The purpose of this task is to study the impact of translations on triangles. In the context of this problem, $\triangle DEF$ is the translate of $\triangle ABC$ by the segment $\overline{AD}$: students will visually understand this but the notion of forming parallelograms out of the vertices of $\triangle ABC$ and their translates will likely be new. The close link between translations of line segments and parallelograms is studied further in https://www.illustrativemathematics.org/illustrations/1511

One important observation concerning this task is that no parallelogram is formed in the case where the direction of translation is parallel to the segment being translated. In this case, the original points are collinear with their translates.

Solution

  1. We will show that $ACFD$ is a parallelogram. Analogous arguments (changing the vertices but not the steps of the argument) show that $ABED$ and $BCFE$ are parallelograms.

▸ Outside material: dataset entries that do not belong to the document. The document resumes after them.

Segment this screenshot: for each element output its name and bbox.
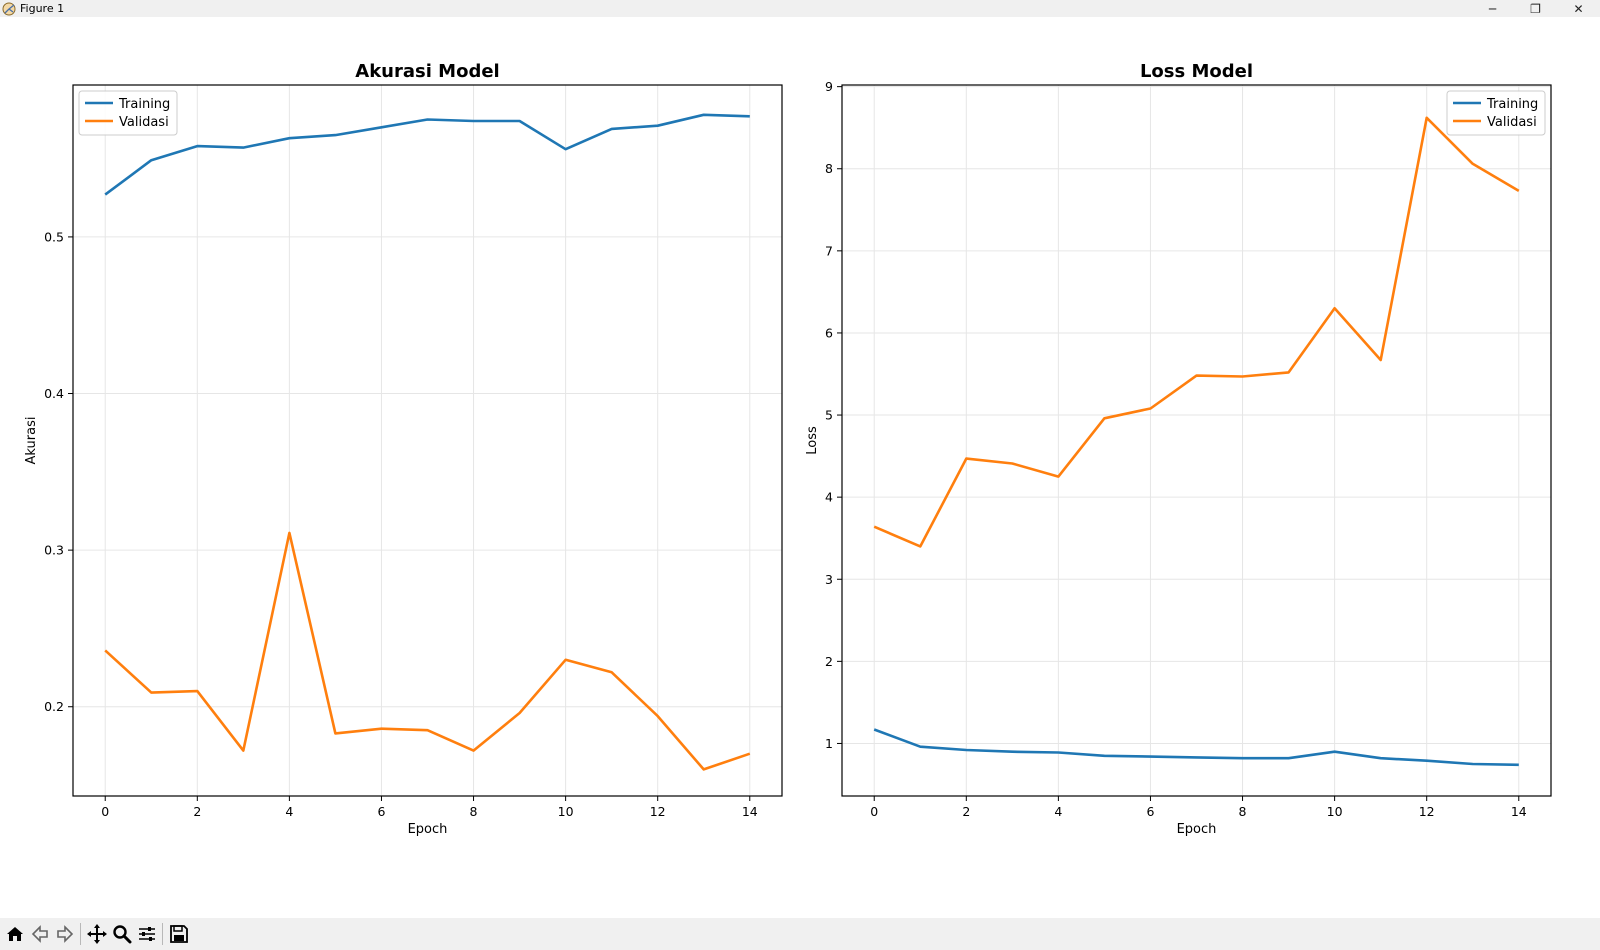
axes-frame — [841, 84, 1552, 797]
save-button[interactable] — [166, 921, 191, 947]
x-tick-label: 8 — [1239, 804, 1247, 819]
series-line-validasi — [873, 116, 1520, 548]
x-tick-label: 4 — [1054, 804, 1062, 819]
y-tick-label: 9 — [825, 79, 833, 94]
x-axis-label: Epoch — [408, 822, 448, 837]
y-tick-label: 0.4 — [44, 386, 64, 401]
x-tick-label: 2 — [193, 804, 201, 819]
x-tick-label: 0 — [101, 804, 109, 819]
back-arrow-icon — [31, 925, 48, 943]
y-tick-label: 2 — [825, 654, 833, 669]
y-tick-label: 3 — [825, 572, 833, 587]
minimize-button[interactable]: ─ — [1488, 1, 1497, 16]
save-icon — [169, 925, 188, 943]
x-tick-label: 4 — [285, 804, 293, 819]
close-button[interactable]: ✕ — [1573, 1, 1584, 16]
home-button[interactable] — [2, 921, 27, 947]
x-tick-label: 12 — [650, 804, 666, 819]
sliders-icon — [138, 927, 155, 941]
matplotlib-app-icon — [2, 2, 16, 15]
navigation-toolbar — [0, 918, 1600, 950]
legend-label: Validasi — [119, 115, 169, 130]
y-tick-label: 8 — [825, 161, 833, 176]
chart-title: Loss Model — [1140, 61, 1253, 82]
window-controls: ─ ❐ ✕ — [1471, 0, 1600, 17]
x-tick-label: 6 — [377, 804, 385, 819]
y-tick-label: 5 — [825, 408, 833, 423]
y-tick-label: 1 — [825, 736, 833, 751]
legend-label: Validasi — [1487, 115, 1537, 130]
pan-button[interactable] — [84, 921, 109, 947]
x-tick-label: 2 — [962, 804, 970, 819]
y-tick-label: 0.5 — [44, 229, 64, 244]
x-tick-label: 8 — [470, 804, 478, 819]
legend-label: Training — [118, 97, 170, 112]
series-line-training — [873, 728, 1519, 767]
y-tick-label: 0.2 — [44, 699, 64, 714]
restore-button[interactable]: ❐ — [1530, 1, 1541, 16]
legend-label: Training — [1486, 97, 1538, 112]
y-tick-label: 7 — [825, 243, 833, 258]
x-tick-label: 12 — [1419, 804, 1435, 819]
y-axis-label: Loss — [805, 426, 820, 455]
chart-title: Akurasi Model — [355, 61, 499, 82]
x-tick-label: 14 — [1511, 804, 1527, 819]
y-tick-label: 0.3 — [44, 543, 64, 558]
configure-subplots-button[interactable] — [134, 921, 159, 947]
series-line-training — [104, 113, 750, 196]
toolbar-separator — [80, 923, 81, 945]
x-tick-label: 10 — [1327, 804, 1343, 819]
axes-frame — [72, 84, 783, 797]
y-tick-label: 4 — [825, 490, 833, 505]
x-tick-label: 10 — [558, 804, 574, 819]
x-tick-label: 6 — [1146, 804, 1154, 819]
forward-button[interactable] — [52, 921, 77, 947]
forward-arrow-icon — [56, 925, 73, 943]
x-tick-label: 0 — [870, 804, 878, 819]
y-tick-label: 6 — [825, 325, 833, 340]
figure-canvas[interactable]: 0 2 4 6 8 10 12 14 0.2 0.3 0.4 0.5 Akurasi Model Epoc… — [0, 17, 1600, 918]
zoom-button[interactable] — [109, 921, 134, 947]
toolbar-separator — [162, 923, 163, 945]
magnifier-icon — [112, 925, 131, 944]
y-axis-label: Akurasi — [24, 417, 39, 465]
x-tick-label: 14 — [742, 804, 758, 819]
back-button[interactable] — [27, 921, 52, 947]
window-title: Figure 1 — [20, 2, 65, 15]
window-titlebar: Figure 1 ─ ❐ ✕ — [0, 0, 1600, 17]
move-icon — [86, 924, 107, 944]
x-axis-label: Epoch — [1177, 822, 1217, 837]
series-line-validasi — [104, 531, 751, 771]
home-icon — [6, 927, 23, 941]
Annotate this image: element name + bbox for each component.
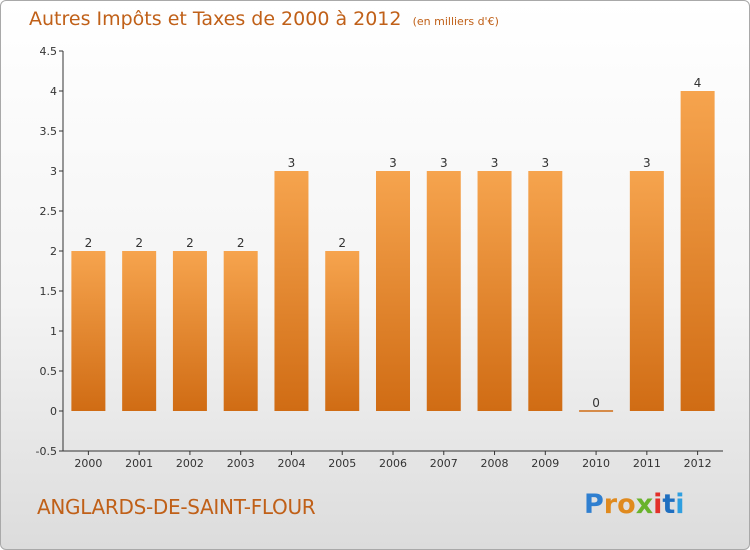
data-label: 2 (85, 236, 93, 250)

Below is a picture of $ACFD$ with transverse $\overline{CD}$:


    We can show that $\triangle ACD$ is congruent to $\triangle FDC$ using SSS: $|AC| = |DF|$ because $\overline{DF}$ is the translated image of $\overline{AC}$ and translations preserve distance, $|AD| = |CF|$ since each vertex of $\triangle ABC$ is displaced by the same amount in the same direction to obtain $\triangle DEF$, and $|CD| = |DC|$. We conclude that $m(\angle CDA) = m(\angle DCF)$. This means that $\overleftrightarrow{AD}$ is parallel to $\overleftrightarrow{CF}$ since alternate interior angles of these lines, cut by transverse $\overleftrightarrow{CD}$, are congruent. We can also conclude that $m(\angle DCA) = m(\angle CDF)$ and this makes $\overleftrightarrow{AC}$ parallel to $\overleftrightarrow{DF}$ since alternate interior angles of these lines, again cut by transverse $\overleftrightarrow{CD}$, are congruent. We have shown that opposite sides of $ACFD$ are contained in parallel lines and so it is a parallelogram

  2. We saw in the argument for part (a) why $\overline{AD}$, $\overline{BE}$ and $\overline{CF}$ are congruent. Each of these segments represents the displacement of a point in the plane to its image under translation. Translations, by their defintiion, displace every point in the plane by the same distance (in the same direction). This shows that $|AD|=|BE|=|DF|$.